Somehow in getting all of the Plesk stuff set up I managed to clobber HTML access to the IP address. It's not an Apache thing because it didn't even get to Apache. I think it's some nameserver funkiness or something, because sometimes when referencing specific pages via the IP address I would hit the existing crazymeds.us domain.

So I'm trying to update the DNS entries with the new nameserver information. The new IP address is all set up, but the old domain refuses to let go of the existing nameservers. I opened a ticket.

The meds have told me I've had enough for today. Although it seems like nothing has happened, a lot has. I'll pick this up tomorrow.

Let the Migration Begin!

I'm starting the migration to the new server now.

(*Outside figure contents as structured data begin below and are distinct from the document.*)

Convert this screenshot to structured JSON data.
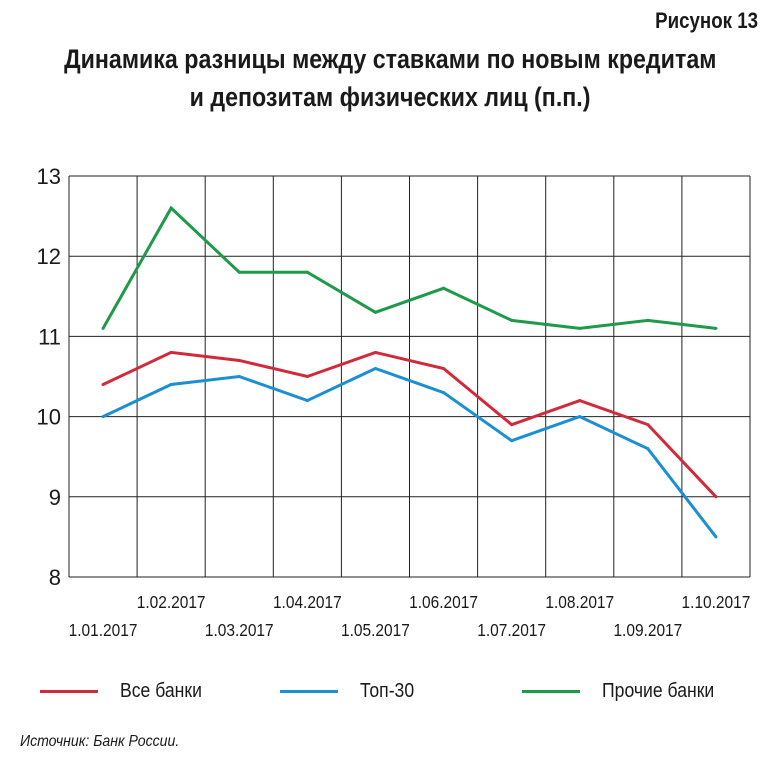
{
  "figure_label": "Рисунок 13",
  "title_line1": "Динамика разницы между ставками по новым кредитам",
  "title_line2": "и депозитам физических лиц (п.п.)",
  "source": "Источник: Банк России.",
  "chart_data": {
    "type": "line",
    "x": [
      "1.01.2017",
      "1.02.2017",
      "1.03.2017",
      "1.04.2017",
      "1.05.2017",
      "1.06.2017",
      "1.07.2017",
      "1.08.2017",
      "1.09.2017",
      "1.10.2017"
    ],
    "ylim": [
      8,
      13
    ],
    "yticks": [
      8,
      9,
      10,
      11,
      12,
      13
    ],
    "grid": true,
    "legend_position": "bottom",
    "series": [
      {
        "name": "Все банки",
        "color": "#d12a3a",
        "values": [
          10.4,
          10.8,
          10.7,
          10.5,
          10.8,
          10.6,
          9.9,
          10.2,
          9.9,
          9.0
        ]
      },
      {
        "name": "Топ-30",
        "color": "#1a8fd4",
        "values": [
          10.0,
          10.4,
          10.5,
          10.2,
          10.6,
          10.3,
          9.7,
          10.0,
          9.6,
          8.5
        ]
      },
      {
        "name": "Прочие банки",
        "color": "#1e9a4a",
        "values": [
          11.1,
          12.6,
          11.8,
          11.8,
          11.3,
          11.6,
          11.2,
          11.1,
          11.2,
          11.1
        ]
      }
    ]
  }
}
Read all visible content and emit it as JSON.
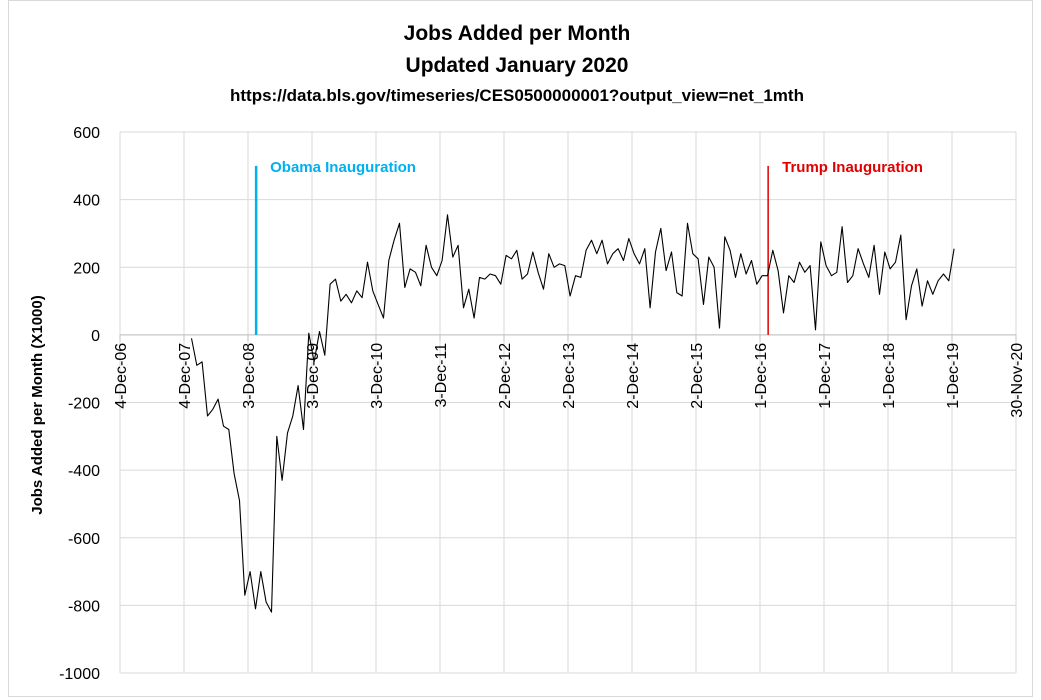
{
  "chart_data": {
    "type": "line",
    "title": "Jobs Added per Month",
    "subtitle": "Updated January 2020",
    "source_line": "https://data.bls.gov/timeseries/CES0500000001?output_view=net_1mth",
    "xlabel": "",
    "ylabel": "Jobs Added per Month (X1000)",
    "ylim": [
      -1000,
      600
    ],
    "y_ticks": [
      600,
      400,
      200,
      0,
      -200,
      -400,
      -600,
      -800,
      -1000
    ],
    "x_ticks": [
      "4-Dec-06",
      "4-Dec-07",
      "3-Dec-08",
      "3-Dec-09",
      "3-Dec-10",
      "3-Dec-11",
      "2-Dec-12",
      "2-Dec-13",
      "2-Dec-14",
      "2-Dec-15",
      "1-Dec-16",
      "1-Dec-17",
      "1-Dec-18",
      "1-Dec-19",
      "30-Nov-20"
    ],
    "grid": "vertical",
    "line_color": "#000000",
    "series": [
      {
        "start": "2008-01",
        "frequency": "monthly",
        "values": [
          -10,
          -90,
          -80,
          -240,
          -220,
          -190,
          -270,
          -280,
          -410,
          -490,
          -770,
          -700,
          -810,
          -700,
          -790,
          -820,
          -300,
          -430,
          -290,
          -240,
          -150,
          -280,
          5,
          -80,
          10,
          -60,
          150,
          165,
          100,
          120,
          95,
          130,
          110,
          215,
          130,
          90,
          50,
          220,
          280,
          330,
          140,
          195,
          185,
          145,
          265,
          200,
          175,
          220,
          355,
          230,
          265,
          80,
          135,
          50,
          170,
          165,
          180,
          175,
          150,
          235,
          225,
          250,
          165,
          180,
          245,
          185,
          135,
          240,
          200,
          210,
          205,
          115,
          175,
          170,
          250,
          280,
          240,
          280,
          210,
          240,
          255,
          220,
          285,
          240,
          210,
          255,
          80,
          245,
          315,
          190,
          245,
          125,
          115,
          330,
          240,
          225,
          90,
          230,
          200,
          20,
          290,
          250,
          170,
          240,
          180,
          220,
          150,
          175,
          175,
          250,
          190,
          65,
          175,
          155,
          215,
          185,
          205,
          15,
          275,
          205,
          175,
          185,
          320,
          155,
          175,
          255,
          210,
          170,
          265,
          120,
          245,
          195,
          215,
          295,
          45,
          145,
          195,
          85,
          160,
          120,
          160,
          180,
          160,
          255
        ]
      }
    ],
    "annotations": [
      {
        "label": "Obama Inauguration",
        "date": "2009-01-20",
        "color": "#00b0f0"
      },
      {
        "label": "Trump Inauguration",
        "date": "2017-01-20",
        "color": "#e00000"
      }
    ]
  }
}
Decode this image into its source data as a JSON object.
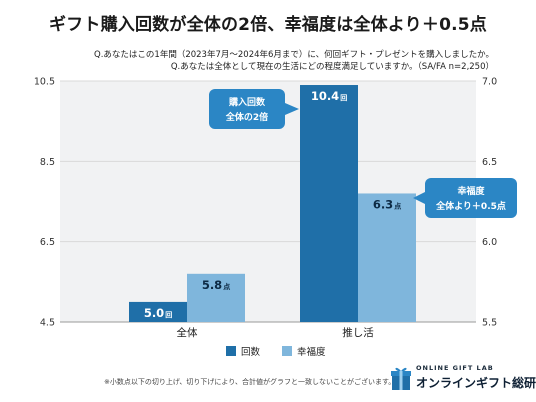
{
  "title": "ギフト購入回数が全体の2倍、幸福度は全体より＋0.5点",
  "question1": "Q.あなたはこの1年間（2023年7月～2024年6月まで）に、何回ギフト・プレゼントを購入しましたか。",
  "question2": "Q.あなたは全体として現在の生活にどの程度満足していますか。（SA/FA n=2,250）",
  "footnote": "※小数点以下の切り上げ、切り下げにより、合計値がグラフと一致しないことがございます。",
  "logo": {
    "top": "ONLINE GIFT LAB",
    "main": "オンラインギフト総研"
  },
  "colors": {
    "count": "#1f6fa8",
    "happiness": "#7fb6dc",
    "grid": "#d9d9d9",
    "bg": "#f1f2f3",
    "callout": "#2b86c5"
  },
  "callouts": {
    "count": [
      "購入回数",
      "全体の2倍"
    ],
    "happiness": [
      "幸福度",
      "全体より＋0.5点"
    ]
  },
  "chart_data": {
    "type": "bar",
    "categories": [
      "全体",
      "推し活"
    ],
    "series": [
      {
        "name": "回数",
        "axis": "left",
        "values": [
          5.0,
          10.4
        ],
        "value_labels": [
          "5.0",
          "10.4"
        ],
        "unit": "回"
      },
      {
        "name": "幸福度",
        "axis": "right",
        "values": [
          5.8,
          6.3
        ],
        "value_labels": [
          "5.8",
          "6.3"
        ],
        "unit": "点"
      }
    ],
    "left_axis": {
      "range": [
        4.5,
        10.5
      ],
      "ticks": [
        "4.5",
        "6.5",
        "8.5",
        "10.5"
      ]
    },
    "right_axis": {
      "range": [
        5.5,
        7.0
      ],
      "ticks": [
        "5.5",
        "6.0",
        "6.5",
        "7.0"
      ]
    },
    "grid": true,
    "legend": "bottom-center"
  }
}
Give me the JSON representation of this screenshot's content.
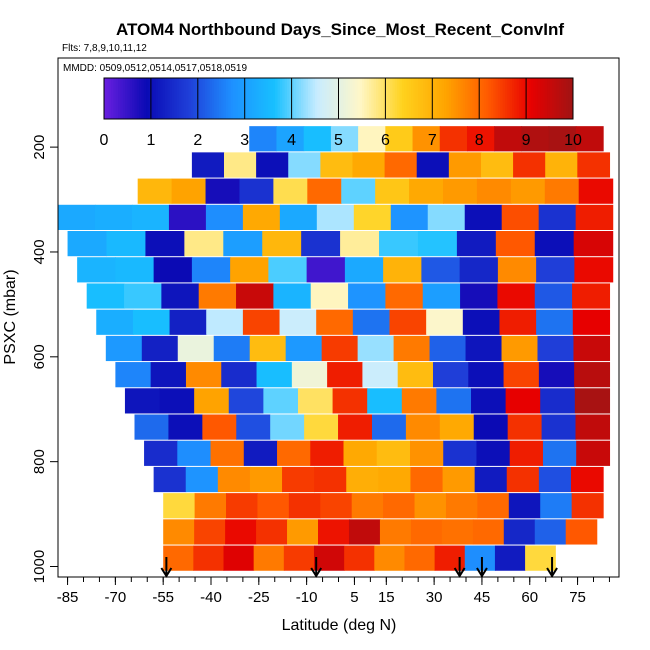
{
  "chart_data": {
    "type": "heatmap",
    "title": "ATOM4 Northbound Days_Since_Most_Recent_ConvInf",
    "subtitle_flights": "Flts: 7,8,9,10,11,12",
    "subtitle_dates": "MMDD: 0509,0512,0514,0517,0518,0519",
    "xlabel": "Latitude (deg N)",
    "ylabel": "PSXC (mbar)",
    "xlim": [
      -88,
      88
    ],
    "ylim": [
      1020,
      30
    ],
    "x_ticks": [
      -85,
      -70,
      -55,
      -40,
      -25,
      -10,
      5,
      15,
      30,
      45,
      60,
      75
    ],
    "x_tick_labels": [
      "-85",
      "-70",
      "-55",
      "-40",
      "-25",
      "-10",
      "5",
      "15",
      "30",
      "45",
      "60",
      "75"
    ],
    "y_ticks": [
      200,
      400,
      600,
      800,
      1000
    ],
    "y_tick_labels": [
      "200",
      "400",
      "600",
      "800",
      "1000"
    ],
    "colorbar": {
      "min": 0,
      "max": 10,
      "ticks": [
        0,
        1,
        2,
        3,
        4,
        5,
        6,
        7,
        8,
        9,
        10
      ],
      "tick_labels": [
        "0",
        "1",
        "2",
        "3",
        "4",
        "5",
        "6",
        "7",
        "8",
        "9",
        "10"
      ],
      "colors": [
        "#6a1fe0",
        "#0a0ab4",
        "#1f3fd9",
        "#1e90ff",
        "#18c0ff",
        "#c8ecff",
        "#fff7c8",
        "#ffd21e",
        "#ffa500",
        "#ff5a00",
        "#e80000",
        "#a01414"
      ]
    },
    "pressure_levels": [
      185,
      235,
      285,
      335,
      385,
      435,
      485,
      535,
      585,
      635,
      685,
      735,
      785,
      835,
      885,
      935,
      985
    ],
    "rows": [
      {
        "p": 185,
        "lat_start": -28,
        "lat_end": 83,
        "values": [
          2.6,
          3.1,
          3.6,
          4.2,
          5.5,
          6.5,
          7.5,
          8.6,
          8.9,
          9.6,
          9.8,
          9.9,
          9.6
        ]
      },
      {
        "p": 235,
        "lat_start": -46,
        "lat_end": 85,
        "values": [
          1.2,
          5.8,
          1.0,
          4.2,
          6.8,
          7.2,
          8.0,
          1.0,
          7.4,
          6.8,
          8.6,
          7.0,
          8.6
        ]
      },
      {
        "p": 285,
        "lat_start": -63,
        "lat_end": 86,
        "values": [
          6.9,
          7.3,
          0.8,
          1.6,
          6.1,
          8.0,
          4.0,
          6.6,
          7.2,
          7.4,
          7.6,
          7.4,
          7.8,
          9.0
        ]
      },
      {
        "p": 335,
        "lat_start": -88,
        "lat_end": 86,
        "values": [
          3.2,
          3.3,
          3.4,
          0.6,
          2.7,
          7.2,
          3.2,
          4.4,
          6.3,
          2.8,
          4.2,
          1.0,
          8.3,
          1.6,
          8.8
        ]
      },
      {
        "p": 385,
        "lat_start": -85,
        "lat_end": 86,
        "values": [
          3.2,
          3.5,
          1.0,
          5.8,
          3.0,
          6.9,
          1.6,
          5.7,
          3.8,
          3.7,
          1.2,
          8.2,
          1.0,
          9.3
        ]
      },
      {
        "p": 435,
        "lat_start": -82,
        "lat_end": 86,
        "values": [
          3.4,
          3.5,
          0.9,
          2.6,
          7.3,
          3.9,
          0.4,
          3.2,
          7.0,
          2.1,
          1.4,
          7.6,
          1.8,
          9.0
        ]
      },
      {
        "p": 485,
        "lat_start": -79,
        "lat_end": 85,
        "values": [
          3.6,
          3.8,
          1.1,
          7.8,
          9.5,
          3.4,
          5.5,
          2.8,
          8.0,
          3.0,
          0.8,
          9.0,
          2.1,
          8.8
        ]
      },
      {
        "p": 535,
        "lat_start": -76,
        "lat_end": 85,
        "values": [
          3.3,
          3.6,
          1.3,
          4.5,
          8.4,
          4.6,
          8.0,
          2.4,
          8.4,
          5.4,
          1.0,
          8.8,
          2.4,
          9.1
        ]
      },
      {
        "p": 585,
        "lat_start": -73,
        "lat_end": 85,
        "values": [
          2.9,
          1.3,
          5.1,
          2.5,
          6.8,
          2.9,
          8.5,
          4.3,
          7.8,
          2.2,
          1.1,
          7.4,
          1.8,
          9.5
        ]
      },
      {
        "p": 635,
        "lat_start": -70,
        "lat_end": 85,
        "values": [
          2.6,
          1.1,
          7.6,
          1.5,
          3.6,
          5.2,
          8.8,
          4.6,
          6.8,
          1.8,
          1.0,
          8.4,
          0.8,
          9.7
        ]
      },
      {
        "p": 685,
        "lat_start": -67,
        "lat_end": 85,
        "values": [
          1.1,
          1.0,
          7.3,
          1.9,
          4.0,
          6.0,
          8.6,
          3.6,
          7.8,
          2.4,
          1.0,
          9.1,
          1.5,
          9.9
        ]
      },
      {
        "p": 735,
        "lat_start": -64,
        "lat_end": 85,
        "values": [
          2.3,
          1.0,
          8.2,
          2.0,
          4.1,
          6.2,
          8.8,
          2.3,
          7.6,
          7.2,
          0.9,
          8.6,
          1.6,
          9.6
        ]
      },
      {
        "p": 785,
        "lat_start": -61,
        "lat_end": 85,
        "values": [
          1.5,
          2.7,
          7.9,
          1.2,
          8.0,
          8.8,
          7.2,
          6.8,
          7.5,
          1.6,
          1.0,
          8.8,
          2.4,
          9.5
        ]
      },
      {
        "p": 835,
        "lat_start": -58,
        "lat_end": 83,
        "values": [
          1.6,
          2.8,
          7.6,
          7.4,
          8.5,
          8.6,
          7.1,
          7.2,
          8.0,
          7.4,
          1.2,
          8.6,
          2.0,
          9.0
        ]
      },
      {
        "p": 885,
        "lat_start": -55,
        "lat_end": 83,
        "values": [
          6.2,
          7.8,
          8.5,
          8.2,
          8.6,
          8.4,
          7.8,
          8.0,
          7.5,
          7.8,
          8.0,
          1.1,
          2.5,
          8.6
        ]
      },
      {
        "p": 935,
        "lat_start": -55,
        "lat_end": 81,
        "values": [
          7.6,
          8.4,
          9.0,
          8.6,
          7.4,
          8.9,
          9.6,
          7.8,
          8.0,
          7.9,
          8.0,
          1.4,
          2.2,
          8.2
        ]
      },
      {
        "p": 985,
        "lat_start": -55,
        "lat_end": 68,
        "values": [
          8.0,
          8.6,
          9.2,
          7.8,
          8.5,
          9.4,
          8.6,
          7.6,
          8.0,
          8.8,
          2.7,
          1.2,
          6.2
        ]
      }
    ],
    "arrows_lat": [
      -54,
      -7,
      38,
      45,
      67
    ]
  }
}
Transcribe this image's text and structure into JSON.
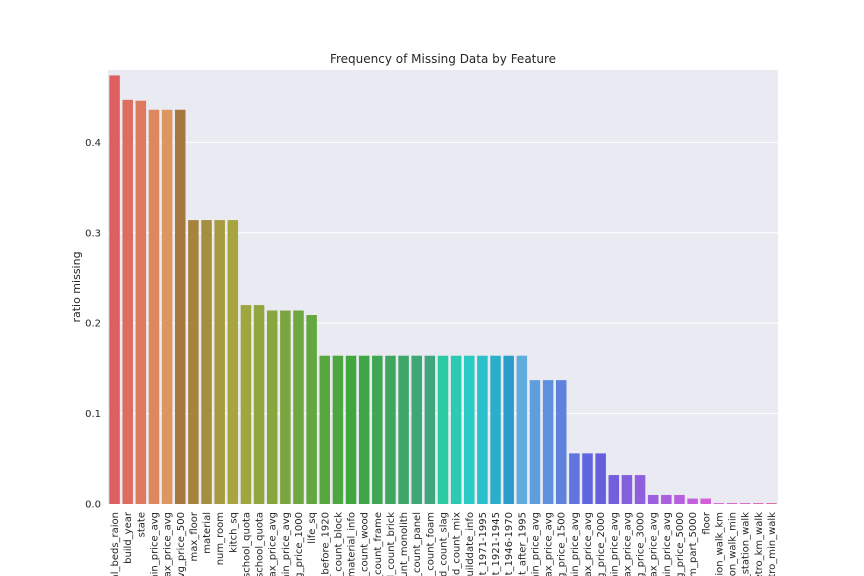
{
  "chart_data": {
    "type": "bar",
    "title": "Frequency of Missing Data by Feature",
    "xlabel": "",
    "ylabel": "ratio missing",
    "ylim": [
      0,
      0.48
    ],
    "yticks": [
      0.0,
      0.1,
      0.2,
      0.3,
      0.4
    ],
    "grid": true,
    "categories": [
      "al_beds_raion",
      "build_year",
      "state",
      "min_price_avg",
      "max_price_avg",
      "avg_price_500",
      "max_floor",
      "material",
      "num_room",
      "kitch_sq",
      "eschool_quota",
      "school_quota",
      "max_price_avg",
      "min_price_avg",
      "avg_price_1000",
      "life_sq",
      "l_before_1920",
      "d_count_block",
      "l_material_info",
      "d_count_wood",
      "l_count_frame",
      "d_count_brick",
      "count_monolith",
      "d_count_panel",
      "d_count_foam",
      "d_count_slag",
      "ild_count_mix",
      "builddate_info",
      "unt_1971-1995",
      "unt_1921-1945",
      "unt_1946-1970",
      "unt_after_1995",
      "min_price_avg",
      "max_price_avg",
      "avg_price_1500",
      "min_price_avg",
      "max_price_avg",
      "avg_price_2000",
      "min_price_avg",
      "max_price_avg",
      "avg_price_3000",
      "max_price_avg",
      "min_price_avg",
      "avg_price_5000",
      "om_part_5000",
      "floor",
      "tation_walk_km",
      "ation_walk_min",
      "_station_walk",
      "etro_km_walk",
      "etro_min_walk"
    ],
    "values": [
      0.474,
      0.447,
      0.446,
      0.436,
      0.436,
      0.436,
      0.314,
      0.314,
      0.314,
      0.314,
      0.22,
      0.22,
      0.214,
      0.214,
      0.214,
      0.209,
      0.164,
      0.164,
      0.164,
      0.164,
      0.164,
      0.164,
      0.164,
      0.164,
      0.164,
      0.164,
      0.164,
      0.164,
      0.164,
      0.164,
      0.164,
      0.164,
      0.137,
      0.137,
      0.137,
      0.056,
      0.056,
      0.056,
      0.032,
      0.032,
      0.032,
      0.01,
      0.01,
      0.01,
      0.006,
      0.006,
      0.001,
      0.001,
      0.001,
      0.001,
      0.001
    ]
  }
}
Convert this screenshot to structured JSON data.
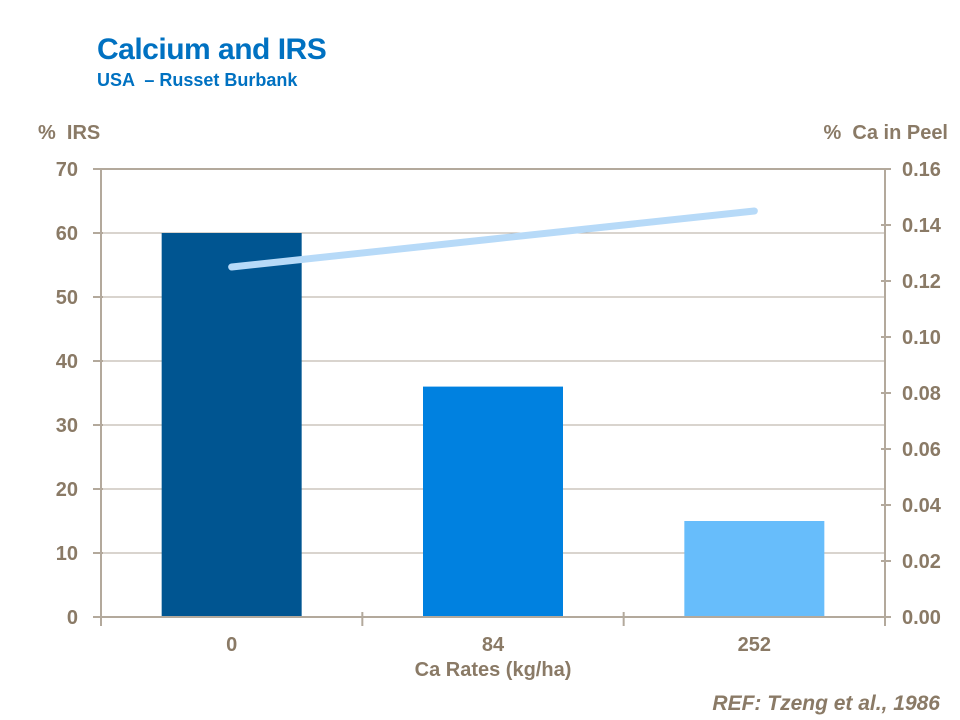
{
  "slide": {
    "title": "Calcium and IRS",
    "subtitle": "USA  – Russet Burbank",
    "reference": "REF: Tzeng et al., 1986"
  },
  "chart_data": {
    "type": "bar",
    "title": "Calcium and IRS — USA Russet Burbank",
    "categories": [
      "0",
      "84",
      "252"
    ],
    "xlabel": "Ca Rates (kg/ha)",
    "left_axis": {
      "label": "%  IRS",
      "min": 0,
      "max": 70,
      "step": 10,
      "tick_labels": [
        "0",
        "10",
        "20",
        "30",
        "40",
        "50",
        "60",
        "70"
      ]
    },
    "right_axis": {
      "label": "%  Ca in Peel",
      "min": 0,
      "max": 0.16,
      "step": 0.02,
      "tick_labels": [
        "0.00",
        "0.02",
        "0.04",
        "0.06",
        "0.08",
        "0.10",
        "0.12",
        "0.14",
        "0.16"
      ]
    },
    "series": [
      {
        "name": "% IRS",
        "type": "bar",
        "axis": "left",
        "values": [
          60,
          36,
          15
        ],
        "bar_colors": [
          "#005591",
          "#0081E0",
          "#67BDFB"
        ]
      },
      {
        "name": "% Ca in Peel",
        "type": "line",
        "axis": "right",
        "values": [
          0.125,
          0.135,
          0.145
        ],
        "color": "#B7DAF8"
      }
    ],
    "grid": "horizontal",
    "legend": "none"
  },
  "style": {
    "title_color": "#0071C1",
    "label_color": "#8A7A66",
    "axis_line_color": "#B3A99C",
    "background": "#FFFFFF",
    "line_color": "#B7DAF8",
    "bar_colors": [
      "#005591",
      "#0081E0",
      "#67BDFB"
    ]
  }
}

What that means is the Crazy Meds Talk forum won't be available until whenever I'm done.

The static pages on medications, etc. will be available until I update the DNS entry with the new IP address. Then they'll be back up after what is I hope will be the brief time it takes to propagate said change. How much longer after that until the forum is ready is anyone's guess.

I'll post any updates as required.

Let's make it the weekend.

I asked the IPB tech people about what it takes to move from one server to another. After reviewing the instructions it doesn't look too difficult. Not easy, just not impossible.

So here's the current plan: I'll take the forum offline sometime the evening of 3 July and run a bunch of housekeeping. I'll give myself the entire weekend to get things up and running. Whenever it's done, it's done. Check here for progress reports.

If we're not up and running by a decent hour on 5 July, I'm throwing in the towel, buying the graphic control panel and paying someone at IPB to do the install. If they can't do the install before 10 July I just hope I'll have managed to save all of the data that make up the forum because I really, really don't want a version 10.